In the next section lists some specific shortcomings of the Readability guideline, but there are at least three fundamental issues too:

  1. The first point seems to extend the reach of the legislation (article 63). The legislation only requires that package leaflets must enable appropriate use, but the Readability guideline extends this to include all labelling. This would include the outer packaging and the inner packaging. Point 2 repeats this extension.
  2. On the other hand, the legislation mentions ‘users’, while the Readability focuses on patients only (‘so that they can use their medicines’). The guideline thereby reduces  the scope from ‘all users’ to ‘patients only’.

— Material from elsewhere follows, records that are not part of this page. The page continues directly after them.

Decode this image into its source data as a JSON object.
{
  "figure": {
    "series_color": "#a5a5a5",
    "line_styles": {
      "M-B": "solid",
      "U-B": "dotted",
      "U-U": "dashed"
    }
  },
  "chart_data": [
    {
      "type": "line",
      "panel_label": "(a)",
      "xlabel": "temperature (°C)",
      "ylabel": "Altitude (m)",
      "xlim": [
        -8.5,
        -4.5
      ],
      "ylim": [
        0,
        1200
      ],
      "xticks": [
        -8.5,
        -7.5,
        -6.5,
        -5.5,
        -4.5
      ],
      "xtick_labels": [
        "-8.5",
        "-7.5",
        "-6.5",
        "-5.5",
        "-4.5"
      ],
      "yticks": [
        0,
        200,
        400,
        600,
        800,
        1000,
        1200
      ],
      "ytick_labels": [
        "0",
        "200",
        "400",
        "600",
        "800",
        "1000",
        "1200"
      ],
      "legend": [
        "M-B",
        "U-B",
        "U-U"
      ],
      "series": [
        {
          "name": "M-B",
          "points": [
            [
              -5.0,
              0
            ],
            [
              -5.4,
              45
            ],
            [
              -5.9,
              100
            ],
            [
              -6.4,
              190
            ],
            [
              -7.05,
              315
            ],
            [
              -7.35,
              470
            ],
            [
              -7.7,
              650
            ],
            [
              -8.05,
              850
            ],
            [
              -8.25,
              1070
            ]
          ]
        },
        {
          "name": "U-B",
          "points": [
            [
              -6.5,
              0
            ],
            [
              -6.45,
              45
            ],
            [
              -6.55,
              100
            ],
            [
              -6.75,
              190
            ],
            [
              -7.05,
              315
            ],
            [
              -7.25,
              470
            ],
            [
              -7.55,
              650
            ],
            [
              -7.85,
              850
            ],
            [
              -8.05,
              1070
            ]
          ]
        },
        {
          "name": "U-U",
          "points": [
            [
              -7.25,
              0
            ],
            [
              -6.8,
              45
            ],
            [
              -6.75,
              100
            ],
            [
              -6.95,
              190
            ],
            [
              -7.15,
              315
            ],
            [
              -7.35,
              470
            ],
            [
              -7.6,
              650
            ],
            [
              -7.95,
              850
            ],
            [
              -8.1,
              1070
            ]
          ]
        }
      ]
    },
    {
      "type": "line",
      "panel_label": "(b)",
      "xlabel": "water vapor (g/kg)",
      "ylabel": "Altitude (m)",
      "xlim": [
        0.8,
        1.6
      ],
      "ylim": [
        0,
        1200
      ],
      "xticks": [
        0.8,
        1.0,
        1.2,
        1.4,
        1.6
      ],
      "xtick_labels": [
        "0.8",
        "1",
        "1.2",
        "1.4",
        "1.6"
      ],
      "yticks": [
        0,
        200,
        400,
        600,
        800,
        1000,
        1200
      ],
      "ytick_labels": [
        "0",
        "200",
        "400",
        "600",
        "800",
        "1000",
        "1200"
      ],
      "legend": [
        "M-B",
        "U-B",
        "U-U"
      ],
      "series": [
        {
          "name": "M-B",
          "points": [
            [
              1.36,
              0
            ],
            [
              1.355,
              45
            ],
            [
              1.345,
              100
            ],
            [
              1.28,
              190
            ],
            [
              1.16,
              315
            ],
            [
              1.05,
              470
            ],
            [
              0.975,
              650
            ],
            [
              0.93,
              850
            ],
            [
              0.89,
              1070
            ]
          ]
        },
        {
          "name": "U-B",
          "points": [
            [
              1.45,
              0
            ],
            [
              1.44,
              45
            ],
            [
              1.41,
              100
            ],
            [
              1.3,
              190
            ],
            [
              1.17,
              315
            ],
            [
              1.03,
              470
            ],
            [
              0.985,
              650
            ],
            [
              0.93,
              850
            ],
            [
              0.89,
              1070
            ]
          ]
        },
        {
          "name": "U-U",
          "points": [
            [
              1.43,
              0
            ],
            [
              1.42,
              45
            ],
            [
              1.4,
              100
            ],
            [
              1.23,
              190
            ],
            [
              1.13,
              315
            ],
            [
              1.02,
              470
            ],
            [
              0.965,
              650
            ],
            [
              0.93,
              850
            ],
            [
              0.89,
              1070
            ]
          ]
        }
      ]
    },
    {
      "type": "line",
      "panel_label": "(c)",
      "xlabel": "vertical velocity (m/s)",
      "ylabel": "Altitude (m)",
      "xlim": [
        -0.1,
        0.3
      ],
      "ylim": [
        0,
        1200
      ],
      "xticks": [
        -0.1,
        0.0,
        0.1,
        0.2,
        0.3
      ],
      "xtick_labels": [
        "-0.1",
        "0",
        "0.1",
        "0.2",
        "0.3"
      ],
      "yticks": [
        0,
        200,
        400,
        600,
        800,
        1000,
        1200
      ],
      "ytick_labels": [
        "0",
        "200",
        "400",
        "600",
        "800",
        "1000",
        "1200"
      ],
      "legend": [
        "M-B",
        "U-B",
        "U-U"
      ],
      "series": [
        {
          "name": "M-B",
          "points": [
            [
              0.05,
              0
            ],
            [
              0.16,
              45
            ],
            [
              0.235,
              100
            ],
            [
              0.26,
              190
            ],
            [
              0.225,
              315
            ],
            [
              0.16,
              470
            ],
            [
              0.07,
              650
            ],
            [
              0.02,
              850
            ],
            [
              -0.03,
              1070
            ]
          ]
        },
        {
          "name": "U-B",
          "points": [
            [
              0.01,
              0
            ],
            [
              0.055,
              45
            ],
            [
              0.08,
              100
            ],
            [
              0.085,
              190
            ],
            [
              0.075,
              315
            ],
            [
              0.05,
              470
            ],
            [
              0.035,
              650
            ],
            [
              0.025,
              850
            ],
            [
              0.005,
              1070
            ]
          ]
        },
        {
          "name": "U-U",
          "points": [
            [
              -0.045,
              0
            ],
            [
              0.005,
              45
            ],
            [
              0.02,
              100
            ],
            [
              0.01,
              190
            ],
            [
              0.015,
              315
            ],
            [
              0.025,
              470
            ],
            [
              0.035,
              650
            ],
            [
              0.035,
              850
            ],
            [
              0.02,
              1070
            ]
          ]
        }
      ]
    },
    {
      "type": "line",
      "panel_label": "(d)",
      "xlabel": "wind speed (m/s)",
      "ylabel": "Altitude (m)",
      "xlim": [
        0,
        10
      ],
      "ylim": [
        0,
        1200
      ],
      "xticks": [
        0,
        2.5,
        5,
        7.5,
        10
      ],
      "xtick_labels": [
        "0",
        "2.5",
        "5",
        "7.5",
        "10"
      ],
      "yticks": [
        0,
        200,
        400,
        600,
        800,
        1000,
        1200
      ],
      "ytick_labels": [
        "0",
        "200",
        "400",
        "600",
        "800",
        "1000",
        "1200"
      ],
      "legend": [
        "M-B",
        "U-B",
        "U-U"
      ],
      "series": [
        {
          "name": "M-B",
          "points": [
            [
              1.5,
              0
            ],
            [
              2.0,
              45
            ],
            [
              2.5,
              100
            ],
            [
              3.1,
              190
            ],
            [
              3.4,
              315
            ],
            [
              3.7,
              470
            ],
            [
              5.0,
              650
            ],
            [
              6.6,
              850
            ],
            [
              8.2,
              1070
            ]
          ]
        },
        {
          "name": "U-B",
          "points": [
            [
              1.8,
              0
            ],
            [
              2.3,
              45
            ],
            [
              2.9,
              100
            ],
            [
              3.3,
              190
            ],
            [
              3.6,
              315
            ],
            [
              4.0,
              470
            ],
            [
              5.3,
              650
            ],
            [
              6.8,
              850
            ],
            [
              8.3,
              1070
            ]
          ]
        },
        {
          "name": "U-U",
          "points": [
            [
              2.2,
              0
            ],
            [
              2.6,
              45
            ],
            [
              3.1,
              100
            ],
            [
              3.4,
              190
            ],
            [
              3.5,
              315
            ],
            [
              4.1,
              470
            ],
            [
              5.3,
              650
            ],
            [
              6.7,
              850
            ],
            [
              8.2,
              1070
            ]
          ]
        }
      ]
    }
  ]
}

  3. The recent report of the European Commission on the shortcomings and the EMA-reaction seem to come to conclusions in 2017 that was already included in a European Guideline in 2009. The Commission (page 6) recommends on March 22, 2017: ‘It should be considered to revise the existing guidelines, in particular the Readability Guideline … to include principles of good information design and consider allowing more flexibility in the information recommended in the QRD template, as long as the relevant legislation allows it.’

The Report of the commission does not question why the advice in the 2009 Readability Guideline is not adhered to, and why it is still necessary in 2017 to repeat this as a recommendation.